Tuition at St. Joseph’s is $1,050 per year for one child, $1,400 for two children, and $1,650 for three or more. By contrast, the Lawrence schools are free to members of the parish – with the expectation that their families give a certain percentage of their income to the church – and $4,500 per student for nonmembers.

Even with that higher tuition, Lawrence’s Catholic schools still rely on their parishioners for support.

“The commitment to Catholic education is very expensive,” said the Rev. John Schmeidler, priest at St. John’s, 1234 Ky.

‘A school worth saving’

Not all the children who attend St. Joseph’s are Catholic, nor are any of the full-time teachers, as of right now. But faith permeates the school day, whether it’s the Ten Commandments hanging in the entryway, the twice-weekly Masses, or the daily Angelus prayers. It’s the only state-accredited, faith-based school in Jefferson County.

“They get a lot more one-on-one attention than they would anywhere else,” Kagin said.

Students are grouped into three classes: kindergarten and first grade; second and third grade; and fourth, fifth and sixth grades.

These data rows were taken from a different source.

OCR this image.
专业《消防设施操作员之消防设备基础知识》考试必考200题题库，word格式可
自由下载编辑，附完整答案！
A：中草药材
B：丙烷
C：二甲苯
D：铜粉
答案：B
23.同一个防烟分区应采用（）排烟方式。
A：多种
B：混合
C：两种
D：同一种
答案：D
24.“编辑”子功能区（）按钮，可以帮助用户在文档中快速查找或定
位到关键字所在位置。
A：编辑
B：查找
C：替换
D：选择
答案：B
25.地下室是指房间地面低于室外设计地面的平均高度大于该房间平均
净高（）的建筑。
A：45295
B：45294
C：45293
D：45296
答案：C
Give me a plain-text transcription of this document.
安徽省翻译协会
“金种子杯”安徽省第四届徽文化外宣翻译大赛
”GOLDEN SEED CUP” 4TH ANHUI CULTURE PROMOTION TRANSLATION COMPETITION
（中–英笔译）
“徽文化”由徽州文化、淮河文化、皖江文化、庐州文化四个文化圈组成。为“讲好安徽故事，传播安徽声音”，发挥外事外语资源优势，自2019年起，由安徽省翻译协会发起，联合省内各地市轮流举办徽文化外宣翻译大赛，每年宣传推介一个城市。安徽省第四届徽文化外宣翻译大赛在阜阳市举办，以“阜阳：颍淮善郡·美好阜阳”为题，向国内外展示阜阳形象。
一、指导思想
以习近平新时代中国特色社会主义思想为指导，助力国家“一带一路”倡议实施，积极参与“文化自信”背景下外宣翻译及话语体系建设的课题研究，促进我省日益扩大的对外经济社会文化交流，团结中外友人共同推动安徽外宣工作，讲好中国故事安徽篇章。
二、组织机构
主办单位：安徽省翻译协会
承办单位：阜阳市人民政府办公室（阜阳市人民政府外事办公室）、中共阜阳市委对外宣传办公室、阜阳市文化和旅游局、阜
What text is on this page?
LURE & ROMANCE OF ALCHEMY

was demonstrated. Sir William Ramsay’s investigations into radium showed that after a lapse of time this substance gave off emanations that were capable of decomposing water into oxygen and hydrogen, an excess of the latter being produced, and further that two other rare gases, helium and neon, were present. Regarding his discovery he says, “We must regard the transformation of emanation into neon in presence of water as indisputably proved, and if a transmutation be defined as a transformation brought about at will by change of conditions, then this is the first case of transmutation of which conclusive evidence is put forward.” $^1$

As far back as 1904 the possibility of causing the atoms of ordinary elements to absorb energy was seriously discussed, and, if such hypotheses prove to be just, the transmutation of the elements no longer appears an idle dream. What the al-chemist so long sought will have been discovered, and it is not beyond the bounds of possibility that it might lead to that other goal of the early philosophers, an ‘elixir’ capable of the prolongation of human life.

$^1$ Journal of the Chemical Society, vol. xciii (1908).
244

It became clear after a Feb. 27 meeting of the parish’s leadership that the school may not remain open next year. Since then, parents have put together a proposal that includes a $200-per-student tuition increase and a plan to raise an additional $15,000 to $20,000 per year through more fundraising events.

They’re also looking at either cutting the principal’s job to part-time or combining it with a teaching job – all while raising teachers’ pay to what Edmonds calls a “more just” level than the $14,000 they earn.

“It’s a school worth saving,” said Kathy Shobe, who teaches kindergarten and first grade. “It’s going to take a great amount of parental support and probably a look at some other financial routes to support it.”

Reynolds said a parishioner asked him last week at a church fish fry whether the school would make it.

“I just said ‘I can’t tell,'” he said. “It’s just a tough call.”